- THE SEED OF HOPE
It is not by chance that I find myself writing this preface to a theological work that presents itself as pioneering initiative  directed towards a dialogue between Orthodox and Evangelical believers. In fact, according to a Christian saying that has deep roots in the biblical text (Luke 12:7), “nothing in life happens by chance”.
Many years ago, in an entirely providential way, I made the acquaintance of Danut Manastireanu. I had been invited to an academic colloquium at the Emanuel Baptist Institute in Oradea. It was there that we met. I do not know whether we spoke to each other very much on that occasion. I do not think we did. I no longer remember. But what I do remember is what I felt then: I must meet this person again!
I did not know when or why. I had nothing in common with him: we neither came from the same place, nor had we studied together, nor did we belong to the same confession. What we did however have in common could only be felt, not seen. It was a sense of good intention whose fruits were at that time still hidden in the future. I believe that we read each other well on that first encounter and quickly understood all we needed without having to put it into words.
Thus it was that the first time an opportunity arose, Danut Manastireanu suggested that I should coordinate and deliver a spiritual programme under the aegis of CAPA Finance (World Vision). The programme was approved, and I was able to conduct a genuine Christian mission, within CAPA, for seven years – which was much appreciated and of significant spiritual value. Then, thanks to this programme, the way opened up for me to have a very large number of meetings with World Vision staff in various places in Romania where, together with Danut, I gave talks on themes concerned with the Bible and with Christian spirituality. The spiritual benefit for those attending went beyond what can be expressed in words. It was here and from these meetings, in part, that the idea of initiating an unofficial Orthodox-Evangelical dialogue originated.
Thus, we cannot yet speak of an official dialogue between the two ecclesial communities. But small step have nevertheless been made along this route. For this reason we could term them ‘steps towards an intermittent dialogue’. We know that these are small beginnings, but a little is always better than nothing. And to this ‘little’ hopes may attach. Of course, both at the individual level and in one-off initiatives, the need for such a dialogue between Orthodox and Evangelicals, whether in Romania or internationally, has been highlighted on countless occasions.
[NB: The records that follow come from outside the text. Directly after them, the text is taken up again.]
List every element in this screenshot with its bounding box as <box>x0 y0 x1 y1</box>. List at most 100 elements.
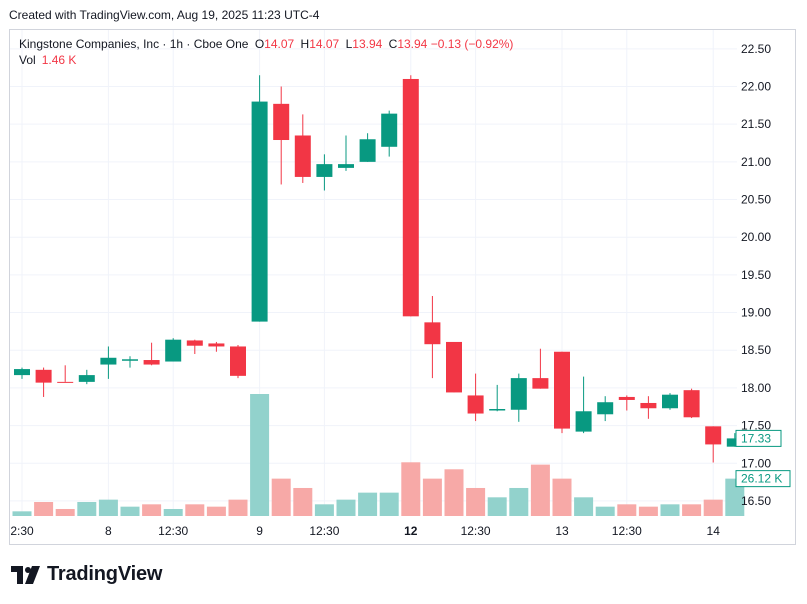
candle[interactable] <box>510 373 527 422</box>
y-tick-label: 22.50 <box>741 42 771 56</box>
candle[interactable] <box>554 351 570 434</box>
candle-body <box>143 360 160 365</box>
chart-frame[interactable] <box>9 29 796 545</box>
volume-bar <box>98 499 118 516</box>
candle-body <box>186 340 203 346</box>
volume-bar <box>250 394 270 516</box>
candle[interactable] <box>467 373 484 422</box>
volume-bar <box>228 499 248 516</box>
candle-body <box>510 378 527 410</box>
candle-body <box>57 381 74 383</box>
volume-bar <box>12 511 32 516</box>
candle[interactable] <box>532 348 549 389</box>
x-axis: 2:30 8 12:30 9 12:30 12 12:30 13 12:30 14 <box>10 524 720 538</box>
candle-body <box>35 369 52 383</box>
volume-bar <box>703 499 723 516</box>
grid-lines <box>10 30 737 516</box>
candle[interactable] <box>57 365 74 383</box>
open-label: O <box>254 37 265 51</box>
volume-bar <box>725 478 745 516</box>
candle-body <box>532 378 549 389</box>
candle[interactable] <box>230 344 246 379</box>
x-tick-label: 9 <box>256 524 263 538</box>
volume-bar <box>552 478 572 516</box>
candle[interactable] <box>402 75 419 317</box>
volume-bar <box>142 504 162 516</box>
x-tick-label: 12:30 <box>612 524 642 538</box>
candle-body <box>381 113 398 147</box>
volume-bar <box>293 487 313 516</box>
y-axis: 16.50 17.00 17.50 18.00 18.50 19.00 19.50 20.00… <box>741 42 771 508</box>
volume-bar <box>422 478 442 516</box>
volume-bar <box>271 478 291 516</box>
candle-body <box>597 402 614 415</box>
candle[interactable] <box>618 395 635 411</box>
candle[interactable] <box>273 86 290 185</box>
y-tick-label: 17.50 <box>741 419 771 433</box>
candle[interactable] <box>165 338 182 362</box>
candle-body <box>489 409 506 411</box>
tradingview-logo[interactable]: TradingView <box>11 563 162 586</box>
y-tick-label: 20.50 <box>741 193 771 207</box>
candle[interactable] <box>143 342 160 366</box>
x-tick-label: 12 <box>404 524 418 538</box>
candle-body <box>359 139 376 162</box>
candle[interactable] <box>294 114 311 183</box>
candle[interactable] <box>35 367 52 397</box>
volume-bar <box>401 462 421 516</box>
candle-body <box>554 351 570 429</box>
volume-bar <box>379 492 399 516</box>
volume-tag <box>735 470 791 488</box>
candle-body <box>294 135 311 177</box>
y-tick-label: 20.00 <box>741 230 771 244</box>
candle[interactable] <box>251 75 268 322</box>
candle[interactable] <box>662 393 678 410</box>
candle[interactable] <box>78 369 95 385</box>
x-tick-label: 14 <box>707 524 721 538</box>
volume-bar <box>120 506 140 516</box>
volume-bar <box>358 492 378 516</box>
candle[interactable] <box>338 135 354 171</box>
volume-bar <box>466 487 486 516</box>
candle[interactable] <box>726 433 743 447</box>
candle-body <box>78 375 95 382</box>
low-label: L <box>345 37 353 51</box>
volume-bar <box>77 501 97 516</box>
candle[interactable] <box>705 426 722 463</box>
candle[interactable] <box>316 154 333 191</box>
volume-bar <box>617 504 637 516</box>
volume-bar <box>509 487 529 516</box>
candle[interactable] <box>208 341 225 352</box>
created-with-text: Created with TradingView.com, Aug 19, 20… <box>9 8 320 22</box>
candle[interactable] <box>424 295 441 379</box>
candle[interactable] <box>597 396 614 422</box>
candle-body <box>165 339 182 362</box>
candle-body <box>100 357 117 365</box>
tradingview-logo-icon <box>11 565 40 584</box>
volume-value: 1.46 K <box>41 53 77 67</box>
volume-tag-value: 26.12 K <box>741 472 782 486</box>
y-tick-label: 21.00 <box>741 155 771 169</box>
candle[interactable] <box>446 341 462 393</box>
candle[interactable] <box>489 384 506 412</box>
high-label: H <box>300 37 310 51</box>
candle[interactable] <box>186 339 203 354</box>
candle[interactable] <box>14 367 30 379</box>
candle[interactable] <box>122 356 138 368</box>
symbol-label: Kingstone Companies, Inc · 1h · Cboe One <box>19 37 249 51</box>
candle[interactable] <box>575 376 592 434</box>
candle[interactable] <box>683 388 700 419</box>
candle[interactable] <box>640 396 657 419</box>
candle[interactable] <box>100 346 117 379</box>
volume-bar <box>163 508 183 516</box>
volume-bar <box>206 506 226 516</box>
x-tick-label: 8 <box>105 524 112 538</box>
volume-bar <box>530 464 550 516</box>
candle[interactable] <box>359 133 376 162</box>
x-tick-label: 12:30 <box>158 524 188 538</box>
x-tick-label: 13 <box>555 524 569 538</box>
candle[interactable] <box>381 110 398 157</box>
volume-bars <box>12 394 745 516</box>
candle-body <box>662 394 678 409</box>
- THE GENERAL IMPORTANCE OF ORTHODOX-EVANGELICAL DIALOGUE
Dialogue is the first and most fundamental means by which people can come together, communicate and exchange information with the purpose of reaching mutual knowledge and understanding. In a sense dialogue does away with the distance that separates us. For this reason, Christian witness in a pluralist world calls for involvement in a dialogue with people of different confessions, religions and cultures (cf. Acts 17:22-28).
In some contexts, in which a period of tension and conflict has created deep suspicions and had undermined trust both within and between communities, only inter-religious dialogue can offer new prospects for conflict resolution by re-establishing justice, healing the painful memories of the past, bringing reconciliation and establishing mutual trust.
Although, in certain circumstances, it is difficult to live and proclaim the Gospel, particularly when this is restricted or even forbidden, Christ the Redeemer commands all Christians to continue to faithfully, courageously and in solidarity one with another, bear witness to Him and His Gospel (cf. Matthew 28:19-20; Mark 16:14-18, Luke 24:44-48, John 20:21, Acts 1:8).
With reference to dialogue between Orthodox and Evangelicals, this needs to be characterised, in the first place, by a practical theology of ecclesial and missionary experience and not by an abstract and conceptual theological approach. It is true that we are predisposed – as is becoming ever more clear, and sometimes even aggressively so – to interpret the situation around us, the Christian bona fides of the other, and the religious landscape, through the lens of our own history, of the truth in which we believe we have been standing firm for a thousand years, and this interpretation is also shaped by our educational, cultural and religious context and the way we have grown up within the framework of a particular denomination and religious tradition. The problem is that this kind of interpretation of the tradition of the other, lacking as it does the flexibility that would make it possible for us to understand the fact that the other, too, lays claim to the same truth, leads to religious intolerance and consequently to the development of an aggressive, proselytising kind of mission that suffocates any dialogue or attempt at it, or any venture at communication.
In such a religious context, dialogue becomes nothing more than a way of placarding your own exclusivist truth, your own religious and ecclesial identity, to which the other can have no access unless he admits that his own truth is no truth and that his own religious and confessional identity is but a fragment of identity. Sadly, Christian inter-confessional dialogues have tended to take place in this kind of frame of reference.
Revd Professor Stelian Tofana, PhD
 Page references given in parentheses show cross references to, or citations from, the book, passim. [Ed.]